Vanderhoof — For a decade, speed skating enthusiasts in Nechako Lakes have been part of creating one of the largest clubs in western Canada.
What started with five families has since grown to more than 70 skaters with athletes competing at provincial and national levels, Nicole Ebert, 47, one of the clubs founding members, said.
“At the beginning it was so different. To start with we had no mats, and when we did get mats we had no where to store them. The five-year-old kids were up at six in the morning because that was the only time we could get. [At that time] the adults, kids and babies were on the ice together but, gradually as people joined, [the club] grew. Then with support from Fort St. James and Prince George clubs we got coaching organized, among other things,” Ebert said.
The club has managed to grow so substantially in numbers and skill level that it was asked to host the BC Short Track Speed skating Championship in Vanderhoof this past March for the first time and, for first time in nearly a decade, the event was held in the north, Keith Gordon, Fort St. James long-track coach said.
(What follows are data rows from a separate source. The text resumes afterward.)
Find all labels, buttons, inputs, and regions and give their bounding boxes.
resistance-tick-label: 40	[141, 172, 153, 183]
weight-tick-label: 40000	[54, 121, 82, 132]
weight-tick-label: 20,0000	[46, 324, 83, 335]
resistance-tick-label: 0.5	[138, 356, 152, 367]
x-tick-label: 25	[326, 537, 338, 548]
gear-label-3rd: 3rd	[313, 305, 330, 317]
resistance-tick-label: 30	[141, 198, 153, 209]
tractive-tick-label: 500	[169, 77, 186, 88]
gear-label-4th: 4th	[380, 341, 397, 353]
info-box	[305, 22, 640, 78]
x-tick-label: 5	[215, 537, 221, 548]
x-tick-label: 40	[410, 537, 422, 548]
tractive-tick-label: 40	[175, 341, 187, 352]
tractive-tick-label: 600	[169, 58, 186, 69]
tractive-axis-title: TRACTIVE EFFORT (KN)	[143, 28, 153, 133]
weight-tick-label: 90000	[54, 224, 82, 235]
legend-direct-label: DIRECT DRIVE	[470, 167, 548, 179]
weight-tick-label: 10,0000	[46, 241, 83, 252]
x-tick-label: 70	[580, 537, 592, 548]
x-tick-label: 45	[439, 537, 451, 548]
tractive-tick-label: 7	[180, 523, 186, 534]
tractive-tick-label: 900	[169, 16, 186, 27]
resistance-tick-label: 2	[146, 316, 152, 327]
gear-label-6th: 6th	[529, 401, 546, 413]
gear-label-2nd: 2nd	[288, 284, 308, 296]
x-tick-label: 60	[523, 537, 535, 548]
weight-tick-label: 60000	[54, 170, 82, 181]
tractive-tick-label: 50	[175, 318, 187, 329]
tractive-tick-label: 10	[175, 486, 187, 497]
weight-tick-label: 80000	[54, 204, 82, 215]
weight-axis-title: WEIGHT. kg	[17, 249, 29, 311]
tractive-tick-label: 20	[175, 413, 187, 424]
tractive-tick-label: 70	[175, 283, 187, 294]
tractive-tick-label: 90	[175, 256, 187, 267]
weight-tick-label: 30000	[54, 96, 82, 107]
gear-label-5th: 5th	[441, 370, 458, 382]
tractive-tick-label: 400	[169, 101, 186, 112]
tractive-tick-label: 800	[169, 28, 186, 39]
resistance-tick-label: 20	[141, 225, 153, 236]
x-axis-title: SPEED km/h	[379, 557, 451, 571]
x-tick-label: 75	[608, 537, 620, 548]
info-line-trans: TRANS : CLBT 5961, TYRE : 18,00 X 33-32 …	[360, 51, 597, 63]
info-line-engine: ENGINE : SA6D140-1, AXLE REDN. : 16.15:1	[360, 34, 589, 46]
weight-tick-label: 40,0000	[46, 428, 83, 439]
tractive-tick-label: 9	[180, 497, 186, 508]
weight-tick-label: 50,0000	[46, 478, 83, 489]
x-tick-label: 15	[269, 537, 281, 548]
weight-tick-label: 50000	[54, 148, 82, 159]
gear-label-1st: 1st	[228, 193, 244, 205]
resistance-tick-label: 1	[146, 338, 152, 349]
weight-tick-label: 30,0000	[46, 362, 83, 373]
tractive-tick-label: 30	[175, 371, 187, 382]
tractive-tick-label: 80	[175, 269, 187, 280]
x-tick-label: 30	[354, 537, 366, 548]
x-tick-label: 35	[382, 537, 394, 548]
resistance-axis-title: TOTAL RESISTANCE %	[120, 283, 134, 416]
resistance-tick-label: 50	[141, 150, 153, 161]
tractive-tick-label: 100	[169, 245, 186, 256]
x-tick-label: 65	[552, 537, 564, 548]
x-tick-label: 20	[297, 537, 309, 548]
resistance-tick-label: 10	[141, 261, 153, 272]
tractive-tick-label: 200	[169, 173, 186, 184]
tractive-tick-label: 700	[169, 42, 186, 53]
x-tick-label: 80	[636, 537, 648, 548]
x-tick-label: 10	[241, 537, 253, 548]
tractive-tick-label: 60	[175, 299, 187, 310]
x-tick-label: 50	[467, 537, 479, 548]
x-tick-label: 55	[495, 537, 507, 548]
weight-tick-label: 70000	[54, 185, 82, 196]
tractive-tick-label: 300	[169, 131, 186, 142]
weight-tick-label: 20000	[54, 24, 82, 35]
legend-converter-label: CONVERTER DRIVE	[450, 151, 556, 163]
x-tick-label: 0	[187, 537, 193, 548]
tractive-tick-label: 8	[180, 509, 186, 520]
“It’s gone from a startup club to a club with the most registered skaters in 10 years and I think that’s a testimony on the people who run it who obviously work hard and have shared values that resonate well with families who want their kids in the club. They now have a certified introduction-to-competition coach and thats the level of coaching to make yearly training plans,” Gordon said, adding that the Fort St. James club has been around since 1985 but the two clubs continue to work together. “We have open practises and Fort kids are always welcomed in Vanderhoof and of course we have Vanderhoof skaters up here sometimes.”
Three of the original families who founded the club still have kids skating including Alison Desmarais, 17, of Vanderhoof who skated on team BC at the Canada Winter Games (CWG) this past February.
Three kids from the club, Matthew Ebert,16, Connor Ebert,14, and Sarah McBride, 16 went to the provincial tournament in Prince George (the trial event before the CWG) and participated in the age-class championship. Sarah brought home a silver medal, Connor placed third in an event, and Matthew placed third overall in the country after receiving four medals.
“It’s been amazing to watch the growth of the club – both in the level of skating and the number of kids past and present who have been part of it. Our club also has an incredible group of volunteers which keeps things running smoothly. Coaches, organizers, equipment people and others are always there whenever the need arises. There’s also a great group of teenagers who continue to skate for exercise but aren’t interested in competing,” Sarah Ebert, 17, said, speed skate member.
Although speed skating season is over for the summer, Gordon said it’s still such a competitive sport.
“And with the level some of the kids are now at, many must do a lot of physical training in the offseason.”
Some skaters are now getting ready for dry-land skating while others chose biking or running to stay in shape but, Sarah Ebert feels the biggest focus of the club is to just have fun.
“In ten years, from a beginning club where all the kids are under seven, we’re just having kids old enough now to compete at higher levels. Our kids have done well at provincial and national levels but the big focus of our club is just to do your best, and skate for yourself. There are two philosophies in sports, and the one that often comes through is achievement and focuses on those few kids that will progress through to provincial and national levels. But the other 80 per cent, that’s not where their heading and maybe that’s not where they want to head. So it’s important we have a fun environment that fosters success in a social environment that keeps them active for life,” Ebert said.